3. Similarly there is an urgent need for global collaboration to carry out healthcare reforms to improve the absorption and nutrition capacity of people in the developing countries
4. There cannot be two opinions about the need and urgency for putting in place efficient and reliable forecasting and early warning systems for food grains production and stock position. Timely information about the global trends in stocks and production and early warning in case of looming food shortages must be available
5. United Nations should devise a Code of conduct for food-exporting countries not to impose restrictions on the exports of food in times of crises which aggravate the situation more than the actual crises
6. Early agreement on global warming, environmental sustainability, and climate change which is a looming threat to global food security
7. Regional buffer stocks at neutral places under the supervision of WFP be established for timely response to emergent threats of food shortages
8. There is an urgent need for devising fair rules of the game in international trade which could ensure equitable share for every trading nation in the increase in global trade and development
9. There must be a universal policy framework for corporate farming to restrain the rich nations to grab lands in developing countries to ensure their food security at the cost of malnutrition in the developing nations.
10. Fuel security cannot be achieved at the cost of food security, particularly in countries already facing food crises. They must ban the use of arable land for the cultivation of crops for biofuels on lands already under cultivation for the production of food crops.
Conclusion
No doubt, developing countries have made significant progress in reducing poverty/hunger as suggested in the Millennium Development Goals resulting in more than a 17 per cent decline in the incidence of undernourishment in developing countries as a whole from 1990–92. However, still, the one-eighth population of the world is food insecure in these countries.

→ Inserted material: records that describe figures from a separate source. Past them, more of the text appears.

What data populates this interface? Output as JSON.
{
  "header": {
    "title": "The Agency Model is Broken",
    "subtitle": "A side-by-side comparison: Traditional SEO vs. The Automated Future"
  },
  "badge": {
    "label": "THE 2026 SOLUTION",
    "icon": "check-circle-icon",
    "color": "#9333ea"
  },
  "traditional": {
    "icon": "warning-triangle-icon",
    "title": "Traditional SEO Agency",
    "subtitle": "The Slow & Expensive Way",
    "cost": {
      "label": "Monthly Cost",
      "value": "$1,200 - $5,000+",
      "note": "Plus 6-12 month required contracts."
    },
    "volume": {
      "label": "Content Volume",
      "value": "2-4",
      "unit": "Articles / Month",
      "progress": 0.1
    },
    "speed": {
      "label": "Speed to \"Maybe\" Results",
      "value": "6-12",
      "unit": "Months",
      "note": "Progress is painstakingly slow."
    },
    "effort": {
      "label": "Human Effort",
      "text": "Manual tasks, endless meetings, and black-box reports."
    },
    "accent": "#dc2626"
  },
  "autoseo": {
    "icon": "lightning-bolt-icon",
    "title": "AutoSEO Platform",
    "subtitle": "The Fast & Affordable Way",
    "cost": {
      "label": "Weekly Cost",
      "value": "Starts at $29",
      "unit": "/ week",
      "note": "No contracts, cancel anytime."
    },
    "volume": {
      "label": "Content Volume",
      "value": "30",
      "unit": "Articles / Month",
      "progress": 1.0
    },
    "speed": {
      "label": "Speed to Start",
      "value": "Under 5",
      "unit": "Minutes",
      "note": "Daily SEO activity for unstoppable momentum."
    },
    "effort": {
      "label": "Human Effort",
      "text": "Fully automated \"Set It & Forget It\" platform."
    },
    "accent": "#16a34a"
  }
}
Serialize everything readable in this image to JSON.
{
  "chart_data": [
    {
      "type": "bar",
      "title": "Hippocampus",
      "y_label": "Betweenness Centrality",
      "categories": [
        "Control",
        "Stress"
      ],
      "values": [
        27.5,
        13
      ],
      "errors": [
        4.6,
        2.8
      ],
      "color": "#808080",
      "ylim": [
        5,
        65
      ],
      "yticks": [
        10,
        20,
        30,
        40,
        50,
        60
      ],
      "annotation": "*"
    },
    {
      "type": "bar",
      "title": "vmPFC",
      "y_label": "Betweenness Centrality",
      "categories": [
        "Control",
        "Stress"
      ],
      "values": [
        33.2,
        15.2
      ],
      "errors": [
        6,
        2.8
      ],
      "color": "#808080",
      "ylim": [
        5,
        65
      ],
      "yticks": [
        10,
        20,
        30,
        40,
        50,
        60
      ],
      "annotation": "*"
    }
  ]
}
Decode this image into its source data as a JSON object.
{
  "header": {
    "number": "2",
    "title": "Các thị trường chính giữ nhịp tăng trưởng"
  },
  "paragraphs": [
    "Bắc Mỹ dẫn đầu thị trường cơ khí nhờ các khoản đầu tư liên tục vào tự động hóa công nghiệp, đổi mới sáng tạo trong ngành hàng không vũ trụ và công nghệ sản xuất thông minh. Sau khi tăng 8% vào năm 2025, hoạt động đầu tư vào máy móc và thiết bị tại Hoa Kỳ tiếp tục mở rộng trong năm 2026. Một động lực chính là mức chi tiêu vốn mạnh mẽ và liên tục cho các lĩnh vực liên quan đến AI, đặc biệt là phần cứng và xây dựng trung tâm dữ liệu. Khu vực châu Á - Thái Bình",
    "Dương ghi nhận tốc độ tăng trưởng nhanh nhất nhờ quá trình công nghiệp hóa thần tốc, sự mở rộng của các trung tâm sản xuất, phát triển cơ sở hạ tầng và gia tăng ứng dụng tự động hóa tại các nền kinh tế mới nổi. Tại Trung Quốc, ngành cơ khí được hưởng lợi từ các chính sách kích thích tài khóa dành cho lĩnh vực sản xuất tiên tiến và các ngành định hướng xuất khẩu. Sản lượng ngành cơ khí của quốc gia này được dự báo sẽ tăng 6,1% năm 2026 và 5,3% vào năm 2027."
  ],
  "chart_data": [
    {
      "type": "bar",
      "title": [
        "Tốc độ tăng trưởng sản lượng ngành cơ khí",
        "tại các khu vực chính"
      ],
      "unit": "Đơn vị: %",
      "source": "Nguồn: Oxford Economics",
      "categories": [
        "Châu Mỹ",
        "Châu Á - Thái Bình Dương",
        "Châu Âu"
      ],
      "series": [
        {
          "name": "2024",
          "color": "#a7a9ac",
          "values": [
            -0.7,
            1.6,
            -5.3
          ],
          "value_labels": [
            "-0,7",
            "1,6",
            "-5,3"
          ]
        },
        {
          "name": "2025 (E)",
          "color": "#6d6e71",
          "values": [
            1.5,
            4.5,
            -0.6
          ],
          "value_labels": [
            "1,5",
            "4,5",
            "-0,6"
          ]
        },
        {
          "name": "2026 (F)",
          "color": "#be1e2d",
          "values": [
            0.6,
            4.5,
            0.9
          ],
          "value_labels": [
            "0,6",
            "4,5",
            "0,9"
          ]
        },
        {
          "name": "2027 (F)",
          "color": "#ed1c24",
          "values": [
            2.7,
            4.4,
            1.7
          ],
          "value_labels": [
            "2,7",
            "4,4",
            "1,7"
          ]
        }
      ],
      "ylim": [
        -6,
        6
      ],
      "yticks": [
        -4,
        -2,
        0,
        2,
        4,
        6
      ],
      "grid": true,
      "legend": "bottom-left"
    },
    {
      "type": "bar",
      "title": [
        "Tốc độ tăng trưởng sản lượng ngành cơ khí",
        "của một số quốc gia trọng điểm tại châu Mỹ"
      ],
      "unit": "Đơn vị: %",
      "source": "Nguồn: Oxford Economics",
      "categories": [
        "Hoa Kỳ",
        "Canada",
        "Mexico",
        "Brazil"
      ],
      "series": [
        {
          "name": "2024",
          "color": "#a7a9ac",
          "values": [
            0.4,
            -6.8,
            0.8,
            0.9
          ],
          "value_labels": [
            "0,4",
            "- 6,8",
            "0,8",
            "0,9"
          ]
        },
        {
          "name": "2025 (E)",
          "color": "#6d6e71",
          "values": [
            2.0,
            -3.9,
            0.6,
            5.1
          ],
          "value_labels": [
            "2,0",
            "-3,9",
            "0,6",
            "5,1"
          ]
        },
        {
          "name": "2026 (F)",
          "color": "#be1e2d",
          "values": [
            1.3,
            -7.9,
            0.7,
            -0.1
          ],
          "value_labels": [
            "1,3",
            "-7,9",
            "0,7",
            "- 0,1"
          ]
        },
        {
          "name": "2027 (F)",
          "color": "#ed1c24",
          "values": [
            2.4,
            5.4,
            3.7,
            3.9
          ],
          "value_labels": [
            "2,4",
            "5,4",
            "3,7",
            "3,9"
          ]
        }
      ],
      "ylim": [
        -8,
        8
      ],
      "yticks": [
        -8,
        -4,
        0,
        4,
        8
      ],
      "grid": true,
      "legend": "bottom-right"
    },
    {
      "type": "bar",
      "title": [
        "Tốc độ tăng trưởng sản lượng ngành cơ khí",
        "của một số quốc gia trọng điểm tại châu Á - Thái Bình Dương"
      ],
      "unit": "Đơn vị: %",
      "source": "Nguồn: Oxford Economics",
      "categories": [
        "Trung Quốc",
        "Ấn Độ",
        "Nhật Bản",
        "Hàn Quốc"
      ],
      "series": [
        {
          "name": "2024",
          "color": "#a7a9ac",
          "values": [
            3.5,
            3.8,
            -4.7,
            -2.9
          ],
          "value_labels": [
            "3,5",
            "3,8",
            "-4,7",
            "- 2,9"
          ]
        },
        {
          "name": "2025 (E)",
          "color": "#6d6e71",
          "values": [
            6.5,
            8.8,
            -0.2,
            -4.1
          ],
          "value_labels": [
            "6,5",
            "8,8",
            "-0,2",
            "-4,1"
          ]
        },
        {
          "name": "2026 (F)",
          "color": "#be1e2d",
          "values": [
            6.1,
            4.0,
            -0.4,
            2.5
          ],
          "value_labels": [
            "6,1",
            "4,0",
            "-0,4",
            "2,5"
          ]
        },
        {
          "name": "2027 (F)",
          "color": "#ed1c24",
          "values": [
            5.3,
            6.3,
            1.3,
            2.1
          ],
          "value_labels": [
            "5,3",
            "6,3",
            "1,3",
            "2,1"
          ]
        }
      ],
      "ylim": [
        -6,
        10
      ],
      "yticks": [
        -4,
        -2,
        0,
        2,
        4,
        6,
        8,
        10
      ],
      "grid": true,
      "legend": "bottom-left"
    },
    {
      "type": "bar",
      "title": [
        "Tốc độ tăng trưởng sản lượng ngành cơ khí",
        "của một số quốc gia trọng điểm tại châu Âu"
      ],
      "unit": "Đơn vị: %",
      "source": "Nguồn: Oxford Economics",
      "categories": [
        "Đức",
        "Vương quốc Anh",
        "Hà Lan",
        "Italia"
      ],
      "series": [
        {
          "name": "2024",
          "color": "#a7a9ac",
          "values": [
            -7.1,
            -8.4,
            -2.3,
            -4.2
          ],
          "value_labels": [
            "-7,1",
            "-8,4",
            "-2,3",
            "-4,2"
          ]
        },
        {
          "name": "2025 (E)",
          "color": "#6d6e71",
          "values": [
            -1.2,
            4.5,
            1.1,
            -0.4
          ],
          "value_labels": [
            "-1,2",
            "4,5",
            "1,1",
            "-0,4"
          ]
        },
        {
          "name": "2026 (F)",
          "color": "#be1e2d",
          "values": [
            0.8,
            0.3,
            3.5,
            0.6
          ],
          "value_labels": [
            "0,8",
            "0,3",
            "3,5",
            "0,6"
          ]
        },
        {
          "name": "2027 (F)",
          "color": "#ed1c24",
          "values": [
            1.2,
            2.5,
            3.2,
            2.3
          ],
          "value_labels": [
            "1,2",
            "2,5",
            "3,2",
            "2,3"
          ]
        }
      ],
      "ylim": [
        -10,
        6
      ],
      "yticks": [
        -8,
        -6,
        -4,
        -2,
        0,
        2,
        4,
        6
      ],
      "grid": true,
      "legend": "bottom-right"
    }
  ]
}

There is thus a very crucial lesson for policymakers worldwide-exclusive reliance on growth for raising incomes and reducing hunger is not enough: only sustainable & broad-based growth accompanied by a targeted attack on the worst forms of poverty and hunger can ensure food security.
Growth policies must therefore aim at enhancing agricultural productivity by allocating sufficient resources for agricultural R&D, improving the terms of trade for the agricultural sector, and devising appropriate social safety nets for the urban poor and rural landless farmers.